ANGERE

Nurusifah Fauziah
Chapter #1

Kedatangan Yang Tak Diharapkan

Embun pagi membasahi kelopak mata. Saat langit masih gelap karena matahari yang belum bersiap akan tugasnya. Aku bahkan sudah sibuk untuk mengejar dunia. Sebelum matahari terbit aku harus segera mengantarkan semua kotak susu ini.

Hidupku adalah bekerja. Aku bahkan tak ingat kapan terakhir kali bermain.

Aku terus mengayuh sepeda keranjang berkarat ini dari pintu ke pintu.

Pukul 5 pagi di sebuah Cluster rumah yang besar seperti ini tentunya belum terlihat kehidupan. Mereka masih terlelap dengan selimut hangat dan segala kebutuhan yang lengkap. Aku menatap rumah besar bak istana yang sangat menawan. Pasti rasanya nyaman sekali jika tinggal di sana.

30 menit kemudian, semua kotak susu sudah kuantarkan. Saatnya pulang untuk bersiap ke sekolah.
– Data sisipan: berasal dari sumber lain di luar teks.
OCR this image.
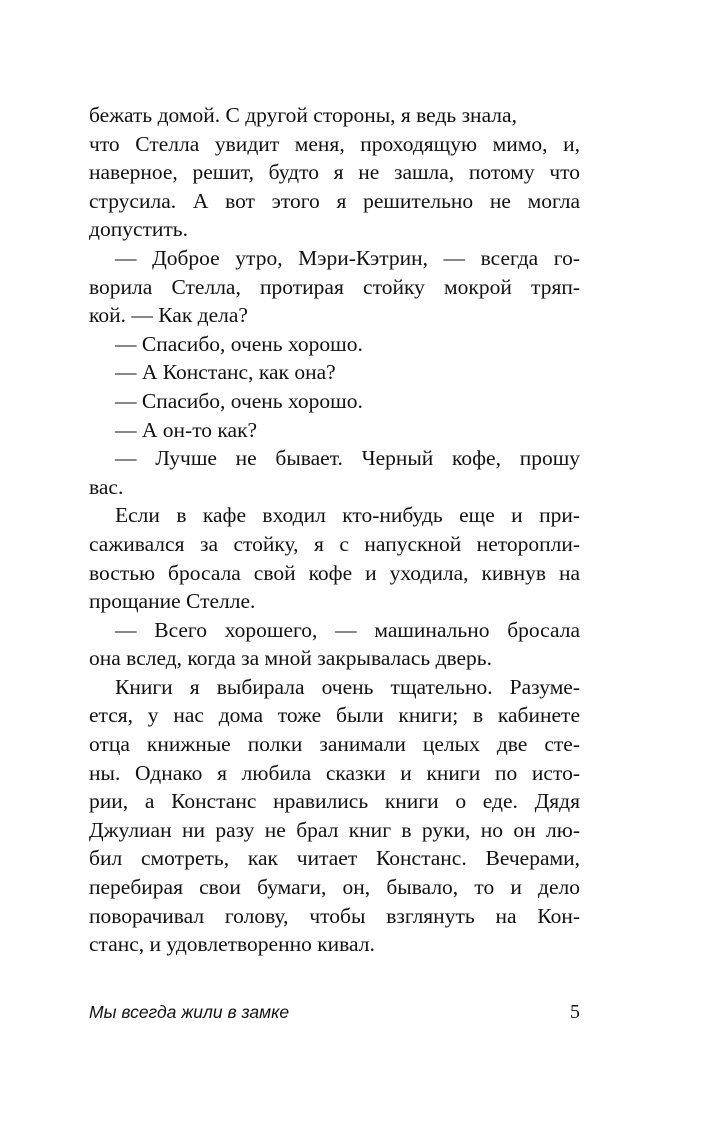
бежать домой. С другой стороны, я ведь знала,
что Стелла увидит меня, проходящую мимо, и,
наверное, решит, будто я не зашла, потому что
струсила. А вот этого я решительно не могла
допустить.
— Доброе утро, Мэри-Кэтрин, — всегда го-
ворила Стелла, протирая стойку мокрой тряп-
кой. — Как дела?
— Спасибо, очень хорошо.
— А Констанс, как она?
— Спасибо, очень хорошо.
— А он-то как?
— Лучше не бывает. Черный кофе, прошу
вас.
Если в кафе входил кто-нибудь еще и при-
саживался за стойку, я с напускной неторопли-
востью бросала свой кофе и уходила, кивнув на
прощание Стелле.
— Всего хорошего, — машинально бросала
она вслед, когда за мной закрывалась дверь.
Книги я выбирала очень тщательно. Разуме-
ется, у нас дома тоже были книги; в кабинете
отца книжные полки занимали целых две сте-
ны. Однако я любила сказки и книги по исто-
рии, а Констанс нравились книги о еде. Дядя
Джулиан ни разу не брал книг в руки, но он лю-
бил смотреть, как читает Констанс. Вечерами,
перебирая свои бумаги, он, бывало, то и дело
поворачивал голову, чтобы взглянуть на Кон-
станс, и удовлетворенно кивал.
Мы всегда жили в замке	5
Aku begitu terkejut ketika setibanya di rumah, pintu sudah dalam keadaan terbuka. Dengan sigap aku berlari dan menjatuhkan sepeda butut ini.

"Bundaaa!!!" teriakku memekik.

Terlihat barang yang sudah porak poranda. Aku bergegas lari ke kamar bunda.

"Bun..." Aku tercengang ketika melihat ayah yang tengah menjambak rambut bunda.

Bunda merintih kesakitan.

"Yah lepas!" teriakku segera untuk melepaskan tangan ayah dari rambut bunda.

"Heh! Anak malas! Dari mana saja kamu?! Bukannya bikin sarapan malah keluyuran! Ibu sama anaknya sama saja! Pemalas!!" Ayah menghentakkan kepala bunda kemudian mencekikku.

"I...iya..Yah..Ga..dis...akan bu..buatkan," ucapku merintih memegang tangan ayah.

Seketika ayah melemparku jauh hingga kepalaku terbentur dinding.

"Cepat buatkan!" tegas ayah keluar dari kamar bunda.

Aku segera bangun dan menghampiri bunda.

"Bunda maafkan Gadis. Harusnya Gadis pulang lebih cepat agar tak terjadi seperti ini," Aku menangis memeluk bunda.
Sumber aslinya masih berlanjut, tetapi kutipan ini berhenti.